- Artist: Kenneth G. Ryden
- Year: 2005
- Type: Bronze
- Dimensions: 91 cm × 43 cm × 24 cm (36 in × 17 in × 9.5 in)
- Location: Indiana Statehouse; Indianapolis, Indiana;
- Owner: State of Indiana

= Bust of Frank O'Bannon =

Public artwork by Kenneth G. Ryden

Frank O'Bannon is a public artwork by American artist Kenneth G. Ryden, located in the Indiana Statehouse rotunda in Indianapolis, Indiana. The 700 lb bronze bust was commissioned by the state to honor the memory of Indiana's 47th governor, Frank O'Bannon. The piece was cast at the Anderson University Art Foundry in 2005 and presented to the state in February 2006.

==Description==
The 700 lb bust is made entirely of bronze. Its full height is 36 in. The base of the piece takes up a 14.5 x 9.5 in footprint. At the governor's shoulders, the bust's widest point, the work is 17 in. The piece depicts O'Bannon, from chest up, wearing a dress shirt and tie. At the request of Judy O'Bannon, the governor's wife, the artist specifically included O'Bannon's true-to-life crooked nose and his broad smile.

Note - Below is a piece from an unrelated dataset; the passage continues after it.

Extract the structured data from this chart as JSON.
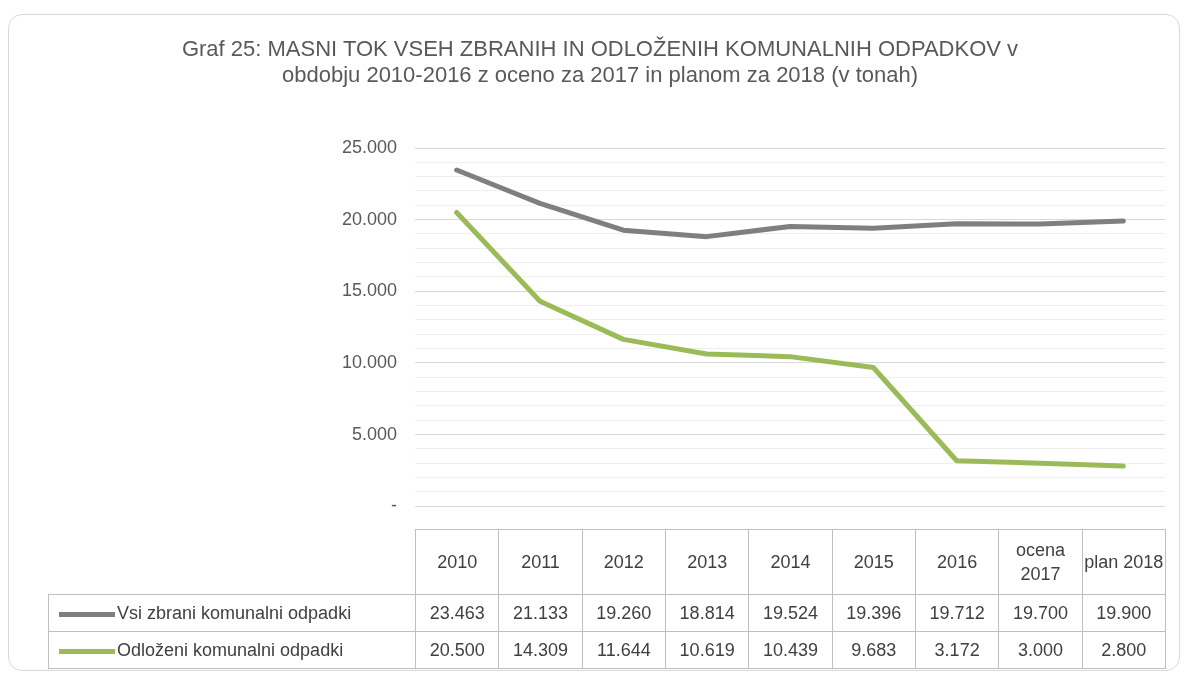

==Historical information==
After O'Bannon's death in 2003, the Indiana State Legislature formed the Frank O'Bannon Memorial Commission to create a bust to honor the memory of the late governor. The committee was co-chaired by Senator James Merritt and Representative Paul Robertson. Kenneth G. Ryden was chosen from a pool of six artists to create the memorial. The choice was based on recommendations of artists from the Indiana Arts Commission and the Indiana Historical Society. The artist was paid $20,000 in private funds for the work. The bronze bust was cast at the Anderson University Art Foundry in December 2005. The completed work was unveiled in the Statehouse on February 13, 2006. In 2009, the creative process behind the making of this bust, as well as a memorial statue in O'Bannon's hometown, was featured in Indianapolis PBS station WFYI's special presentation, Cast in Bronze.

===Location history===
Frank O'Bannon can be found on the third floor of the Indiana Statehouse. It sits across from the entrance to the Senate chambers where Frank O'Bannon served as both state senator and Lieutenant Governor. At the recommendation of The Commission to Recommend a State House Memorial for Governor O'Bannon, this bust replaced that of Calvin Fletcher, which was moved to the fourth floor of the Indiana Statehouse.

==Artist==
Kenneth G. Ryden was born in Chicago and lives in Yorktown, Indiana. The artist works primarily in bronze, creating both abstract and figural sculptures using the lost-wax casting technique. On sculpting people, Ryden says, "I use the human form as a vehicle for the communication I am trying to establish." Ryden has created a number of memorial statues and busts, including those honoring pitcher Carl Erskine and Martin Luther King Jr. His work in Anderson, Indiana, includes Crucible of Peace, The Beloved, and The Graces. The artist also has done outdoor sculpture work in Springfield, Illinois, and other cities around the Midwest.

===The artist and the memorial===
At the time of commission, Ryden was artist-in-residence at Anderson University. Speaking of O'Bannon, the artist has said that he was impressed by the late governor's down-to-earth personality and hoped this memorial would inspire visitors to the Statehouse to learn more about O'Bannon. "I felt he made the high office of governor seem accessible. My big challenge is to show this in the work that I do." The artist gathered many photographs and worked closely with O'Bannon's wife and daughter to achieve this. At the official unveiling ceremony, Ryden dedicated the work to the O'Bannon family and to the state.